The round, led by Founders Fund and Sands Capital, could help seven-year-old Anduril transition from an upstart in the defense industry to a more serious U.S. defense contractor.
It also reflects a shift in military thinking, as policymakers adapt to a battlefield dominated not just by tanks and fighter jets, but by Unmanned aircraft And artificial intelligenceand they seek to increase the United States’ military hardware production capacity to match potential adversaries like China.
Anduril is also betting that it can turn the lean, efficient technology approach of the manufacturing industry into a new way to produce weapons systems at scale.
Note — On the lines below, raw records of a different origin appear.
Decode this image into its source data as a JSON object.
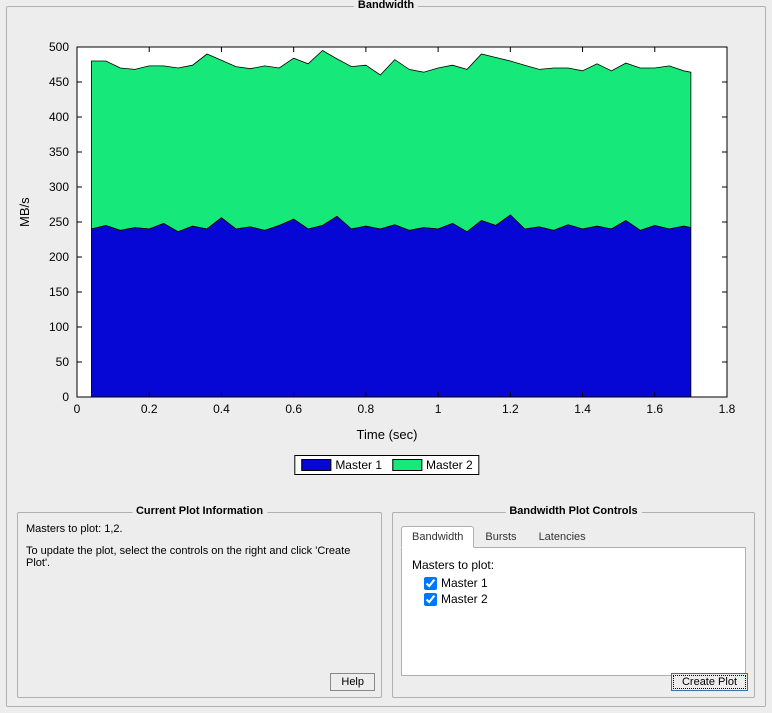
{
  "panel_title": "Bandwidth",
  "info_panel": {
    "title": "Current Plot Information",
    "line1": "Masters to plot: 1,2.",
    "line2": "To update the plot, select the controls on the right and click 'Create Plot'.",
    "help_label": "Help"
  },
  "controls_panel": {
    "title": "Bandwidth Plot Controls",
    "tabs": {
      "t0": "Bandwidth",
      "t1": "Bursts",
      "t2": "Latencies"
    },
    "masters_label": "Masters to plot:",
    "master1_label": "Master 1",
    "master2_label": "Master 2",
    "create_label": "Create Plot"
  },
  "chart": {
    "ylabel": "MB/s",
    "xlabel": "Time (sec)",
    "legend": {
      "s0": "Master 1",
      "s1": "Master 2"
    },
    "colors": {
      "s0": "#0707d5",
      "s1": "#17e87a"
    }
  },
  "chart_data": {
    "type": "area",
    "stacked": true,
    "xlabel": "Time (sec)",
    "ylabel": "MB/s",
    "xlim": [
      0,
      1.8
    ],
    "ylim": [
      0,
      500
    ],
    "xticks": [
      0,
      0.2,
      0.4,
      0.6,
      0.8,
      1.0,
      1.2,
      1.4,
      1.6,
      1.8
    ],
    "yticks": [
      0,
      50,
      100,
      150,
      200,
      250,
      300,
      350,
      400,
      450,
      500
    ],
    "x": [
      0.04,
      0.08,
      0.12,
      0.16,
      0.2,
      0.24,
      0.28,
      0.32,
      0.36,
      0.4,
      0.44,
      0.48,
      0.52,
      0.56,
      0.6,
      0.64,
      0.68,
      0.72,
      0.76,
      0.8,
      0.84,
      0.88,
      0.92,
      0.96,
      1.0,
      1.04,
      1.08,
      1.12,
      1.16,
      1.2,
      1.24,
      1.28,
      1.32,
      1.36,
      1.4,
      1.44,
      1.48,
      1.52,
      1.56,
      1.6,
      1.64,
      1.68,
      1.7
    ],
    "series": [
      {
        "name": "Master 1",
        "color": "#0707d5",
        "values": [
          240,
          245,
          238,
          242,
          240,
          248,
          236,
          244,
          240,
          256,
          240,
          243,
          238,
          245,
          254,
          240,
          245,
          258,
          240,
          244,
          240,
          246,
          238,
          242,
          240,
          248,
          236,
          252,
          245,
          260,
          240,
          243,
          238,
          246,
          240,
          244,
          240,
          252,
          238,
          245,
          240,
          244,
          242
        ]
      },
      {
        "name": "Master 2",
        "color": "#17e87a",
        "values": [
          240,
          235,
          232,
          226,
          233,
          225,
          234,
          230,
          250,
          225,
          232,
          226,
          235,
          225,
          230,
          236,
          250,
          225,
          232,
          230,
          220,
          236,
          230,
          222,
          230,
          226,
          232,
          238,
          240,
          220,
          234,
          225,
          232,
          224,
          226,
          232,
          226,
          225,
          232,
          225,
          233,
          222,
          222
        ]
      }
    ]
  }
}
The company says it has developed an AI-powered manufacturing platform, called Arsenal, to speed up the production of the growing arsenal of drones and other hardware.
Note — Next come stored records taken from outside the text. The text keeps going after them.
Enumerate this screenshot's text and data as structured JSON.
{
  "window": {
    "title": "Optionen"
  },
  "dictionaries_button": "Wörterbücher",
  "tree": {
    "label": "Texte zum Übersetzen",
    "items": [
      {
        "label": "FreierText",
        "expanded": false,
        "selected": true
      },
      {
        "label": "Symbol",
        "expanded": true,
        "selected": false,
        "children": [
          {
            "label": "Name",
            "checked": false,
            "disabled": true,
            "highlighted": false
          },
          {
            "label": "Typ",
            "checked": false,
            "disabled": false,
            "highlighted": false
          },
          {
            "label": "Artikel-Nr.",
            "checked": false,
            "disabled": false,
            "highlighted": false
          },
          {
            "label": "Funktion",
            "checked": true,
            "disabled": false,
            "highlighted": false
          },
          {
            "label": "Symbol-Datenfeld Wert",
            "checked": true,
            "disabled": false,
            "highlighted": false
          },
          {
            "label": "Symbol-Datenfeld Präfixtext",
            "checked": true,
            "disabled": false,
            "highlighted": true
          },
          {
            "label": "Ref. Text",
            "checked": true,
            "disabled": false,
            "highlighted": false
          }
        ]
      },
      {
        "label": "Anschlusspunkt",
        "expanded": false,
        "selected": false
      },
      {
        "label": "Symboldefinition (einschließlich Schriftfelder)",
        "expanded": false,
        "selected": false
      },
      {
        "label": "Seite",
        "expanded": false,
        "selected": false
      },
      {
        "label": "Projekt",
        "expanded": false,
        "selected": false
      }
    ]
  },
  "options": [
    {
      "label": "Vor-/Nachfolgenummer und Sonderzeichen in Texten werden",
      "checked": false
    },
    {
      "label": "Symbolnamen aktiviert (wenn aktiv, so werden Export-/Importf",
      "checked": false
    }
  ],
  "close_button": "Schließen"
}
Greg Allenan expert at the Center for Strategic and International Studies, said the Pentagon is getting more serious about working with nontraditional defense contractors and investing in small, cheap, and autonomous systems. “The stars are aligning in terms of [Department of Defense] “The approach changes, new companies emerge with different approaches, and the venture capital community is finally willing to risk big money to make a change,” he said.
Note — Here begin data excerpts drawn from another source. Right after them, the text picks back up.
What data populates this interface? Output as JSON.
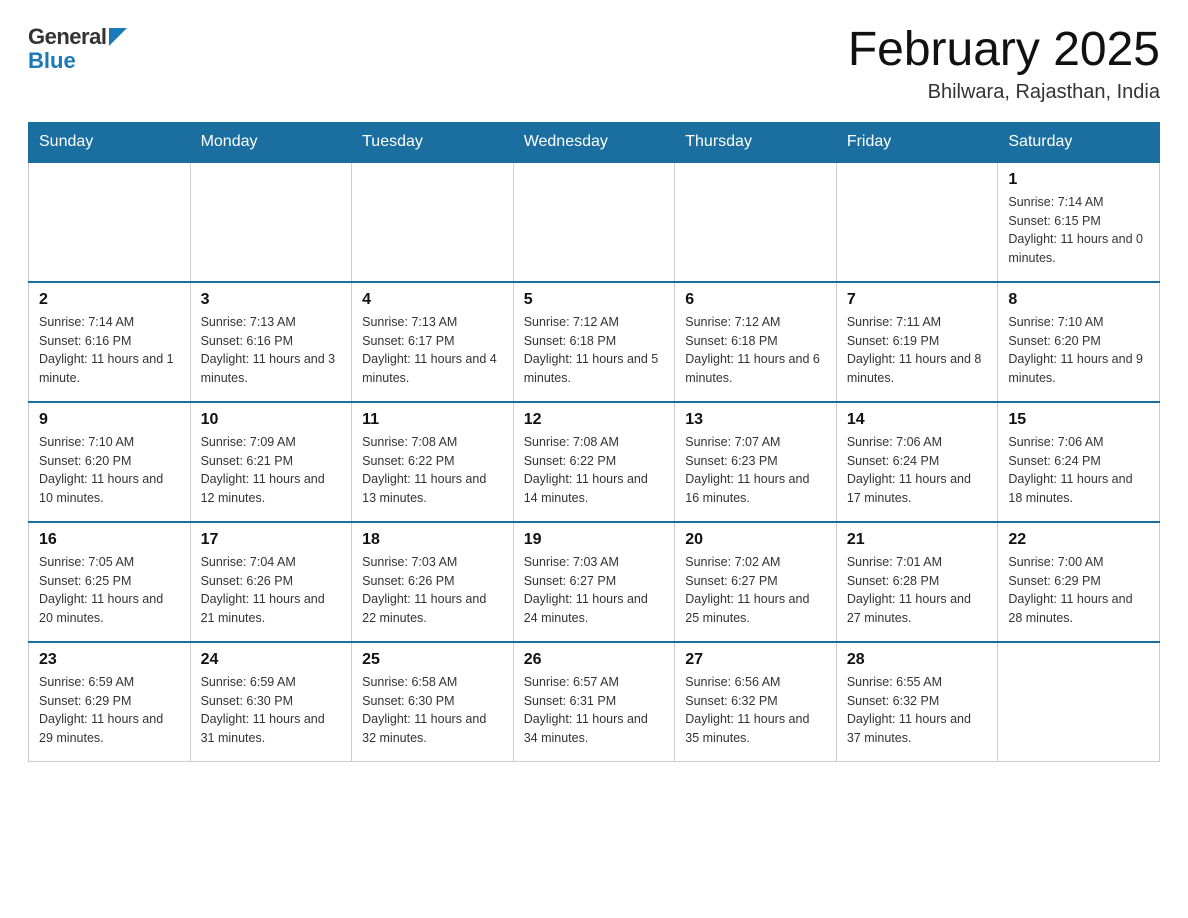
{
  "header": {
    "logo": {
      "general": "General",
      "blue": "Blue"
    },
    "title": "February 2025",
    "location": "Bhilwara, Rajasthan, India"
  },
  "days_of_week": [
    "Sunday",
    "Monday",
    "Tuesday",
    "Wednesday",
    "Thursday",
    "Friday",
    "Saturday"
  ],
  "weeks": [
    [
      {
        "day": "",
        "sunrise": "",
        "sunset": "",
        "daylight": ""
      },
      {
        "day": "",
        "sunrise": "",
        "sunset": "",
        "daylight": ""
      },
      {
        "day": "",
        "sunrise": "",
        "sunset": "",
        "daylight": ""
      },
      {
        "day": "",
        "sunrise": "",
        "sunset": "",
        "daylight": ""
      },
      {
        "day": "",
        "sunrise": "",
        "sunset": "",
        "daylight": ""
      },
      {
        "day": "",
        "sunrise": "",
        "sunset": "",
        "daylight": ""
      },
      {
        "day": "1",
        "sunrise": "Sunrise: 7:14 AM",
        "sunset": "Sunset: 6:15 PM",
        "daylight": "Daylight: 11 hours and 0 minutes."
      }
    ],
    [
      {
        "day": "2",
        "sunrise": "Sunrise: 7:14 AM",
        "sunset": "Sunset: 6:16 PM",
        "daylight": "Daylight: 11 hours and 1 minute."
      },
      {
        "day": "3",
        "sunrise": "Sunrise: 7:13 AM",
        "sunset": "Sunset: 6:16 PM",
        "daylight": "Daylight: 11 hours and 3 minutes."
      },
      {
        "day": "4",
        "sunrise": "Sunrise: 7:13 AM",
        "sunset": "Sunset: 6:17 PM",
        "daylight": "Daylight: 11 hours and 4 minutes."
      },
      {
        "day": "5",
        "sunrise": "Sunrise: 7:12 AM",
        "sunset": "Sunset: 6:18 PM",
        "daylight": "Daylight: 11 hours and 5 minutes."
      },
      {
        "day": "6",
        "sunrise": "Sunrise: 7:12 AM",
        "sunset": "Sunset: 6:18 PM",
        "daylight": "Daylight: 11 hours and 6 minutes."
      },
      {
        "day": "7",
        "sunrise": "Sunrise: 7:11 AM",
        "sunset": "Sunset: 6:19 PM",
        "daylight": "Daylight: 11 hours and 8 minutes."
      },
      {
        "day": "8",
        "sunrise": "Sunrise: 7:10 AM",
        "sunset": "Sunset: 6:20 PM",
        "daylight": "Daylight: 11 hours and 9 minutes."
      }
    ],
    [
      {
        "day": "9",
        "sunrise": "Sunrise: 7:10 AM",
        "sunset": "Sunset: 6:20 PM",
        "daylight": "Daylight: 11 hours and 10 minutes."
      },
      {
        "day": "10",
        "sunrise": "Sunrise: 7:09 AM",
        "sunset": "Sunset: 6:21 PM",
        "daylight": "Daylight: 11 hours and 12 minutes."
      },
      {
        "day": "11",
        "sunrise": "Sunrise: 7:08 AM",
        "sunset": "Sunset: 6:22 PM",
        "daylight": "Daylight: 11 hours and 13 minutes."
      },
      {
        "day": "12",
        "sunrise": "Sunrise: 7:08 AM",
        "sunset": "Sunset: 6:22 PM",
        "daylight": "Daylight: 11 hours and 14 minutes."
      },
      {
        "day": "13",
        "sunrise": "Sunrise: 7:07 AM",
        "sunset": "Sunset: 6:23 PM",
        "daylight": "Daylight: 11 hours and 16 minutes."
      },
      {
        "day": "14",
        "sunrise": "Sunrise: 7:06 AM",
        "sunset": "Sunset: 6:24 PM",
        "daylight": "Daylight: 11 hours and 17 minutes."
      },
      {
        "day": "15",
        "sunrise": "Sunrise: 7:06 AM",
        "sunset": "Sunset: 6:24 PM",
        "daylight": "Daylight: 11 hours and 18 minutes."
      }
    ],
    [
      {
        "day": "16",
        "sunrise": "Sunrise: 7:05 AM",
        "sunset": "Sunset: 6:25 PM",
        "daylight": "Daylight: 11 hours and 20 minutes."
      },
      {
        "day": "17",
        "sunrise": "Sunrise: 7:04 AM",
        "sunset": "Sunset: 6:26 PM",
        "daylight": "Daylight: 11 hours and 21 minutes."
      },
      {
        "day": "18",
        "sunrise": "Sunrise: 7:03 AM",
        "sunset": "Sunset: 6:26 PM",
        "daylight": "Daylight: 11 hours and 22 minutes."
      },
      {
        "day": "19",
        "sunrise": "Sunrise: 7:03 AM",
        "sunset": "Sunset: 6:27 PM",
        "daylight": "Daylight: 11 hours and 24 minutes."
      },
      {
        "day": "20",
        "sunrise": "Sunrise: 7:02 AM",
        "sunset": "Sunset: 6:27 PM",
        "daylight": "Daylight: 11 hours and 25 minutes."
      },
      {
        "day": "21",
        "sunrise": "Sunrise: 7:01 AM",
        "sunset": "Sunset: 6:28 PM",
        "daylight": "Daylight: 11 hours and 27 minutes."
      },
      {
        "day": "22",
        "sunrise": "Sunrise: 7:00 AM",
        "sunset": "Sunset: 6:29 PM",
        "daylight": "Daylight: 11 hours and 28 minutes."
      }
    ],
    [
      {
        "day": "23",
        "sunrise": "Sunrise: 6:59 AM",
        "sunset": "Sunset: 6:29 PM",
        "daylight": "Daylight: 11 hours and 29 minutes."
      },
      {
        "day": "24",
        "sunrise": "Sunrise: 6:59 AM",
        "sunset": "Sunset: 6:30 PM",
        "daylight": "Daylight: 11 hours and 31 minutes."
      },
      {
        "day": "25",
        "sunrise": "Sunrise: 6:58 AM",
        "sunset": "Sunset: 6:30 PM",
        "daylight": "Daylight: 11 hours and 32 minutes."
      },
      {
        "day": "26",
        "sunrise": "Sunrise: 6:57 AM",
        "sunset": "Sunset: 6:31 PM",
        "daylight": "Daylight: 11 hours and 34 minutes."
      },
      {
        "day": "27",
        "sunrise": "Sunrise: 6:56 AM",
        "sunset": "Sunset: 6:32 PM",
        "daylight": "Daylight: 11 hours and 35 minutes."
      },
      {
        "day": "28",
        "sunrise": "Sunrise: 6:55 AM",
        "sunset": "Sunset: 6:32 PM",
        "daylight": "Daylight: 11 hours and 37 minutes."
      },
      {
        "day": "",
        "sunrise": "",
        "sunset": "",
        "daylight": ""
      }
    ]
  ]
}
Anduril said Arsenal will adopt an approach used in high-tech manufacturing by companies like Apple and Tesla, which means designing products with manufacturing in mind and using software to monitor and optimize production. The company said it will also rely on a more resilient supply chain, as it will source components primarily from the United States or allied countries.
The company said it would spend hundreds of millions of dollars to build the first factory of its kind, the sleek Arsenal-1, at an undisclosed location. Anduril has been ramping up its manufacturing capacity in recent years, with a factory in Mississippi to make solid rocket motors and another in Rhode Island to make drones.